1982年から1987年に5ヵ年計画で記録保存のための発掘調査が実施された聖山公園遺跡は、最終年度の調査で、予想しなかった縄文時代前期集落跡と思われる遺構を確認して、1ヵ年調査を延長することになった。2ヵ年の調査の結果、検出された遺構は、縄文時代前期の竪穴住居跡27軒、長方形大型建物跡15棟、方形建物跡10棟、掘立柱建物跡17棟、土坑(墓壙も含めて)339基でうち144基は未発掘、奈良時代の竪穴住居跡16軒、掘立柱建物跡17棟、円形有段土坑1基。この成果は学会からも大きく注目され、一般の人々の関心も集め、宇都宮市は、墓地造成計画を変更し、この重要遺跡の保存を決定し、「うつのみや遺跡の広場」として整備した。
うつのみや遺跡の広場 史跡・根古谷台遺跡
昭和63年5月17日指定・文部省
この史跡公園は、縄文時代前期(約5〜6千年前)の根古谷台(ねこやだい)遺跡を中心に整備したものです。
根古谷台遺跡には、墓地になったいる広場を囲んで建物が建ち並んでいたことがわかりました。
そこで復原建物と耳飾り、首飾りなど(重要文化財)が出土した墓穴に重点を置いて整備しました。なお、1号長方形建物は原始古代の復原建物としては日本最大の規模です。

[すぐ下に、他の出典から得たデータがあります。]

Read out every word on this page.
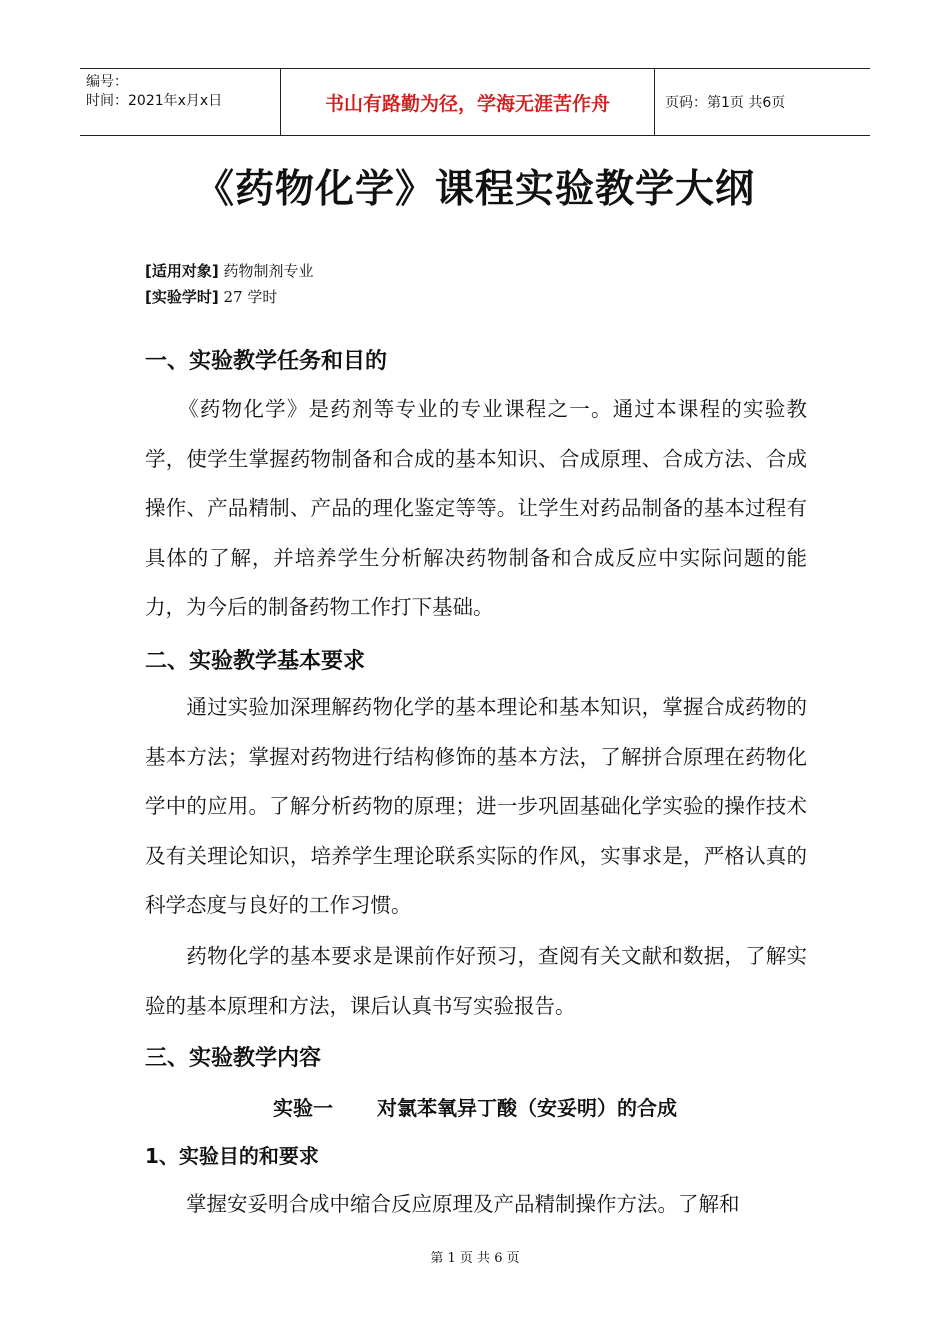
编号：
时间：2021年x月x日	书山有路勤为径，学海无涯苦作舟	页码：第1页 共6页
《药物化学》课程实验教学大纲
[适用对象] 药物制剂专业
[实验学时] 27 学时
一、实验教学任务和目的

　　《药物化学》是药剂等专业的专业课程之一。通过本课程的实验教学，使学生掌握药物制备和合成的基本知识、合成原理、合成方法、合成操作、产品精制、产品的理化鉴定等等。让学生对药品制备的基本过程有具体的了解，并培养学生分析解决药物制备和合成反应中实际问题的能力，为今后的制备药物工作打下基础。

二、实验教学基本要求

　　通过实验加深理解药物化学的基本理论和基本知识，掌握合成药物的基本方法；掌握对药物进行结构修饰的基本方法，了解拼合原理在药物化学中的应用。了解分析药物的原理；进一步巩固基础化学实验的操作技术及有关理论知识，培养学生理论联系实际的作风，实事求是，严格认真的科学态度与良好的工作习惯。

　　药物化学的基本要求是课前作好预习，查阅有关文献和数据，了解实验的基本原理和方法，课后认真书写实验报告。

三、实验教学内容
实验一 对氯苯氧异丁酸（安妥明）的合成
1、实验目的和要求

　　掌握安妥明合成中缩合反应原理及产品精制操作方法。了解和

第 1 页 共 6 页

園内には資料館もありますので、ゆっくり御見学ください。
根古谷台遺跡 指定理由
遺跡は関東平野の北部、宇都宮市の西郊に位置する。利根川支流の思川が形成した段丘が侵食されてできた舌状台地の先端付近に立地している。縄文時代前期、黒浜式土器期に集団墓地と建物群が、さらに奈良時代には集落が営まれた。周辺の約7キロメートルの範囲には、3ヶ所の黒浜式土器期の遺跡があり、本遺跡との関連が予想される。墓地公園建設のため昭和61年、62年に宇都宮市が事前調査を実施した。
(中略)
このように本遺跡は、墓域周辺に特殊な構造と大きさをもつ建物群を配置し頻繁に建替えている。また、遺物全体には遺物の種類と量が少なく、竪穴住居跡の多くからクルミ・クリなどの堅果類が出土するという特色をもつ。これらのことは本遺跡が日常の生活の場ではなかったことを示す。例えばいくつかの集団が墓地を囲んで葬送儀礼などの集団祭祀を行ったと考えることもできよう。いずれにせよ、これまで類例のない遺跡であり、縄文時代の社会構造・精神生活を探る上できわめて重要な遺跡である。
(平成4年3月建・宇都宮市)
竪穴住居(J-10)
長方形大型建物(1号)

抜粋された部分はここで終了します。